The ground shook again. Rock dust came loose from the ceiling and rained over me. A roar echoed through the cave, like wind on a mountaintop. Diotima led me by the hand, weaving through the forest of columns with unerring blindsight.
‘Duck,’ she warned me.
I put up a hand and felt flat, hand-worked stone just over my head. The walls squeezed in and I was in a tunnel, a narrow passage rising through the mountain. Far in the distance, I saw a spot of light. Just a pinhole, but growing slowly larger. I wondered if reality was collapsing again, if Socrates would come walking out of the light to lead me back into my dream. But there was no one ahead of me except Diotima.
The tunnel climbed steeply. The light came closer: a strange, bluish glow, as if it was shining through water.
‘Close your eyes,’ Diotima said.
I felt a shuffling and a bumping as she squeezed behind me. She put her hands on my back and steered me forwards. Round a sharp corner, and suddenly I felt warmth on my face: not the sapping, second-hand air of the cave, but the direct heat of the naked sun.
I opened my eyes and went blind again.
He wanted to hold her forever. Another roar from the mountain said that might not be very long.
‘Can you walk?’ he asked.
Lily stood, wobbling like a newborn calf. ‘Where am I?’
‘Nowhere we want to be.’
He put his arm around her waist and helped her across the cave. It wasn’t how he’d imagined it would be: no joy, not even time for triumph. Survival was all that mattered now.
Lily looked down as the torchlight swept over the sleeping figures. ‘Is that Adam?’
Jonah hurried her on. Down the stairs to the milk-white pool. The hanging ropes swung in a nonexistent breeze: if you held them straight in your gaze, it looked as if the whole mountain was swaying.
‘Can you swim?’
Something like a smile cracked the mud around her mouth. ‘Swim, yes.
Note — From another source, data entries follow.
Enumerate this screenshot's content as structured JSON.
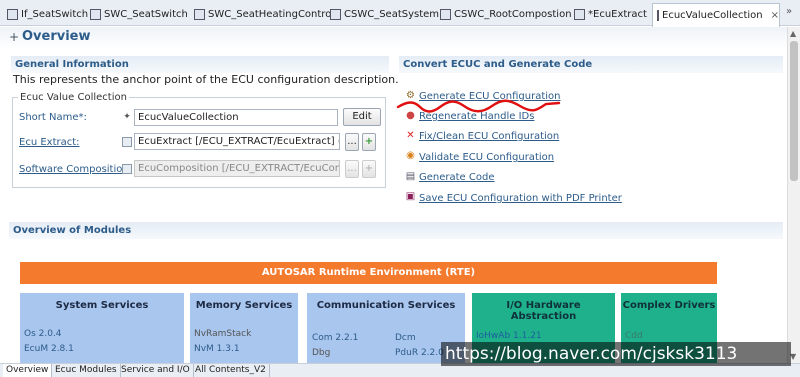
{
  "editor_tabs": [
    {
      "label": "If_SeatSwitch"
    },
    {
      "label": "SWC_SeatSwitch"
    },
    {
      "label": "SWC_SeatHeatingControl"
    },
    {
      "label": "CSWC_SeatSystem"
    },
    {
      "label": "CSWC_RootCompostion"
    },
    {
      "label": "*EcuExtract"
    },
    {
      "label": "EcucValueCollection",
      "active": true
    }
  ],
  "overflow_label": "»",
  "tab_close_glyph": "×",
  "page_title": "Overview",
  "general": {
    "title": "General Information",
    "description": "This represents the anchor point of the ECU configuration description.",
    "group_title": "Ecuc Value Collection",
    "short_name_label": "Short Name*:",
    "short_name_value": "EcucValueCollection",
    "edit_label": "Edit",
    "ecu_extract_label": "Ecu Extract:",
    "ecu_extract_value": "EcuExtract [/ECU_EXTRACT/EcuExtract] (/autrc",
    "software_composition_label": "Software Composition:",
    "software_composition_value": "EcuComposition [/ECU_EXTRACT/EcuCompos",
    "browse_label": "...",
    "add_glyph": "+"
  },
  "convert": {
    "title": "Convert ECUC and Generate Code",
    "actions": [
      {
        "label": "Generate ECU Configuration",
        "icon": "generate-config-icon"
      },
      {
        "label": "Regenerate Handle IDs",
        "icon": "regenerate-ids-icon"
      },
      {
        "label": "Fix/Clean ECU Configuration",
        "icon": "fix-clean-icon"
      },
      {
        "label": "Validate ECU Configuration",
        "icon": "validate-icon"
      },
      {
        "label": "Generate Code",
        "icon": "generate-code-icon"
      },
      {
        "label": "Save ECU Configuration with PDF Printer",
        "icon": "pdf-printer-icon"
      }
    ]
  },
  "modules": {
    "title": "Overview of Modules",
    "rte_label": "AUTOSAR Runtime Environment (RTE)",
    "boxes": [
      {
        "title": "System Services",
        "items": [
          "Os 2.0.4",
          "EcuM 2.8.1"
        ]
      },
      {
        "title": "Memory Services",
        "items": [
          "NvRamStack",
          "NvM 1.3.1"
        ]
      },
      {
        "title": "Communication Services",
        "items": [
          "Com 2.2.1",
          "Dcm",
          "Dbg",
          "PduR 2.2.0"
        ]
      },
      {
        "title": "I/O Hardware Abstraction",
        "items": [
          "IoHwAb 1.1.21"
        ]
      },
      {
        "title": "Complex Drivers",
        "items": [
          "Cdd"
        ]
      }
    ]
  },
  "bottom_tabs": [
    {
      "label": "Overview",
      "active": true
    },
    {
      "label": "Ecuc Modules"
    },
    {
      "label": "Service and I/O"
    },
    {
      "label": "All Contents_V2"
    }
  ],
  "watermark": "https://blog.naver.com/cjsksk3113",
  "colors": {
    "accent": "#2d5c8a",
    "rte": "#f47a2e",
    "module_blue": "#a9c6ee",
    "module_green": "#1fb08c",
    "scribble": "#e01010"
  }
}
Climb …’
They lowered themselves into the water, gasping at the heat, and splashed across. Treading water, Jonah tied a loop in one of the ropes and put it around Lily’s waist. Then he grabbed the other and started to climb. Steam made the nylon slippery; the heat sapped his strength more than he’d thought possible. A couple of times, he lost his grip and slid back, burning the skin on his hands. The lost inches hurt more than the pain.
At last, he hauled himself over the top. There was no time to rest. The sound in the background had changed: deeper, angrier. He put the rope around his waist to give himself more leverage, leaned back and hauled. Wet clothes made Lily heavy; the rope bit into his raw palms. He sucked in the pain and forced himself to hold on. Hand over agonised hand, he hoisted her up.
He brought her over the edge. His numb fingers plucked at the wet rope but couldn’t untie the loop: he just pulled her out of it. Leaning on each other, they stumbled up the passage and came to the three-faced statue guarding the fork in the tunnel. A wizened old woman stared out at them.